外に出て、辺りを見渡す。


 どこにも二人らしき影は見つからない。


 とりあえず駅のほうに走り出す。


 あの水野を連れてじゃ、数分でそう遠くには行けないはずだ。


 だが、まったく見当たらない。


 まさか、タクシーに乗ったのか、嫌な汗を掻く。


 汗で滑る手で携帯を取り出し、水野に電話をかけようとしたところで、電話が鳴る。



「いたぞ。駅とは反対。コンビニの裏手だ」



 広也はそれだけ言うと電話を切った。


 言われた場所に広也を見つけ、立ち止まる。


 その数メートル先には蹲る水野と、その背中を擦る男がいた。



「で、どうするんだ?」



 広也の言葉には答えず、二人を眺める。


















「う~う~ぎもぢ悪い」



「自棄酒には付き合うとは言ったけど、介抱するとは言ってないぞ」



 男は呆れていながらも、同情の眼差しを送った。



「今日は俺の家に泊まれ。電車乗れないだろ?」



 気持ち悪いだけで、意識はしっかりあるようだ。


 いくら馬鹿でも男の家に泊まるなんて言うことはしないはず。



「う~う~でんじゃにも乗れないけど、歩けないぃ~」



「手間がかかるやつだな。
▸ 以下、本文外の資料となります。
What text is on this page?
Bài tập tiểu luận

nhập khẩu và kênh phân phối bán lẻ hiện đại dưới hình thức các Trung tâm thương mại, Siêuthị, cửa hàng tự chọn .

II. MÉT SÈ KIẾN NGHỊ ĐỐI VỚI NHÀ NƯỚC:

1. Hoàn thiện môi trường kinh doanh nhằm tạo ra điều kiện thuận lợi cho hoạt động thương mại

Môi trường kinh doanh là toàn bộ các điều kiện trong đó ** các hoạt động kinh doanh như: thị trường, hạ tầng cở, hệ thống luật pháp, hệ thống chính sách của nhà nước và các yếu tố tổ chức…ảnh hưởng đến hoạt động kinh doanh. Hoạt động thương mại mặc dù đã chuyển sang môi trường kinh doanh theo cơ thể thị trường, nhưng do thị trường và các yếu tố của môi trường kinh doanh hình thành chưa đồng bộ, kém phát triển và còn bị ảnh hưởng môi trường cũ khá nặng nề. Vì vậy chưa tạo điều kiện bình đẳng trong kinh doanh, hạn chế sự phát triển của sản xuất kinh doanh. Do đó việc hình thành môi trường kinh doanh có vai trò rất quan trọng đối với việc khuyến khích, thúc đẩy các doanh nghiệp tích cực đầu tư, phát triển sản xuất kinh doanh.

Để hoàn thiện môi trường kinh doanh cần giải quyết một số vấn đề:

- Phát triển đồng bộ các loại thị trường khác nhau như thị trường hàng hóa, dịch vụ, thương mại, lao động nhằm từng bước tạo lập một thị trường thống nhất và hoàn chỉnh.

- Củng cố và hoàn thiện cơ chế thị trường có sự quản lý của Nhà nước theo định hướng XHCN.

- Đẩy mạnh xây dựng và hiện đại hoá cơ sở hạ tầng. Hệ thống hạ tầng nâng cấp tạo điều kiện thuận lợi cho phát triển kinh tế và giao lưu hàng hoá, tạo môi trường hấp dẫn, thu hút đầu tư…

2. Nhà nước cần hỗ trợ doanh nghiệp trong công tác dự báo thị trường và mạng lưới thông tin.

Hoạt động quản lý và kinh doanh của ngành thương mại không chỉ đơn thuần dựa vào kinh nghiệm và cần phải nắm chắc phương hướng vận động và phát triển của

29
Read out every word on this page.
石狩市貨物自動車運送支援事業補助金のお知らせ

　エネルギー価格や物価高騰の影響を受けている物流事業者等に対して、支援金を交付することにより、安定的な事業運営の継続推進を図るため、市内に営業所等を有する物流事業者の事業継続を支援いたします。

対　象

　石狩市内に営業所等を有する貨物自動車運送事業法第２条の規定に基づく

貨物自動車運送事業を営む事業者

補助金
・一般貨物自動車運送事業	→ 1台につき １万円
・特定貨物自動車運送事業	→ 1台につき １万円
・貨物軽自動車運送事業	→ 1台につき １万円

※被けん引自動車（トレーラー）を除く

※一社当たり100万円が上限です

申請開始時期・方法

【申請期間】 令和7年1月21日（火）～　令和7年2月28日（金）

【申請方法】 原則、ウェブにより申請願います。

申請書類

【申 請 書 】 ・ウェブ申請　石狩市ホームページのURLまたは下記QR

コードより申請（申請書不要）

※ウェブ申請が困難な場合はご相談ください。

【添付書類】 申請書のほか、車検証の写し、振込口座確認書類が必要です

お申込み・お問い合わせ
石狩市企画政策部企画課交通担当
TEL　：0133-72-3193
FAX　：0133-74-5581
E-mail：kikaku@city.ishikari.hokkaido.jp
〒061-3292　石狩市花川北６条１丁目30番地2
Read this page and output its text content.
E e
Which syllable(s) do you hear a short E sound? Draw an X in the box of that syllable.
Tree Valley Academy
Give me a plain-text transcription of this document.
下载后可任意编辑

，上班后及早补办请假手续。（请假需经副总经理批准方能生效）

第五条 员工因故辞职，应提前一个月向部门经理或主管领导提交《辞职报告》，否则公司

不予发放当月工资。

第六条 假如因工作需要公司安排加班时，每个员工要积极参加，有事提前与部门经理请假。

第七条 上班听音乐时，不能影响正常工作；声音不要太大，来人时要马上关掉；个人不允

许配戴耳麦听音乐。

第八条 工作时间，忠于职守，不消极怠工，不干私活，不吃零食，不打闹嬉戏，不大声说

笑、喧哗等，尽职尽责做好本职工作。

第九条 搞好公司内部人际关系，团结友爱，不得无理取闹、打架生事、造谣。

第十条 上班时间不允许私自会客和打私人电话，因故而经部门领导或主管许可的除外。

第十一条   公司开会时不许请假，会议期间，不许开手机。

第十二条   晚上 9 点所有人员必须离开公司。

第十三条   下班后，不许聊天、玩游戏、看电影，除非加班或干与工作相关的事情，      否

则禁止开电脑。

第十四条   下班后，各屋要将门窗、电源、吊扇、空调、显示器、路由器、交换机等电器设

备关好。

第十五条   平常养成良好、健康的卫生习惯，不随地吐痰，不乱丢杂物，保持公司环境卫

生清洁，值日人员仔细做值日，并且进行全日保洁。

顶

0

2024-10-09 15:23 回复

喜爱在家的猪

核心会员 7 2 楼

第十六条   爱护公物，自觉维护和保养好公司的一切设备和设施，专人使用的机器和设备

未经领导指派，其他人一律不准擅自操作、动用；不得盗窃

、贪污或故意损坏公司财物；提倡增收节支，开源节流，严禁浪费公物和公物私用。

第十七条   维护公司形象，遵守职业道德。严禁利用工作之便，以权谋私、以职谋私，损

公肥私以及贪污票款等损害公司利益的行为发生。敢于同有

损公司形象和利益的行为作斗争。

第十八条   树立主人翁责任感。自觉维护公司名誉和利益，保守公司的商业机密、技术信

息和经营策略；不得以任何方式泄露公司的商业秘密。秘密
ほれ、おぶってやる」



 そう言って、男は大きな背中を水野に向けた。



「う~寛太とづき合ってれば良かったぁ~」



「お前、相当酔ってるな」



 苦笑いの男の肩に水野は手をかけた。



「うぅ~優しさが、身にじみるぅ……えっ…」



 俺は水野の後ろ襟を勢い良く引っ張った。


 そのまま水野は尻餅を付き、驚いたように俺を見上げた。



「ざ、ざがきだ君?どうじてここに?……うぇ~え~きもぢ悪いぃ~」



 蔑んでいることを隠さず水野を一瞥してから、男を見る。



「こいつは俺が送っていく。あんたは必要ない」



 男はあっけに取られたように俺を見た。



「おい!お前誰だよ?小春の知り合いか?」



「こいつの彼氏だ。わかったなら、とっとと帰れ」



 俺が殴りたい衝動を我慢できているうちに帰ったほうが身のためだ。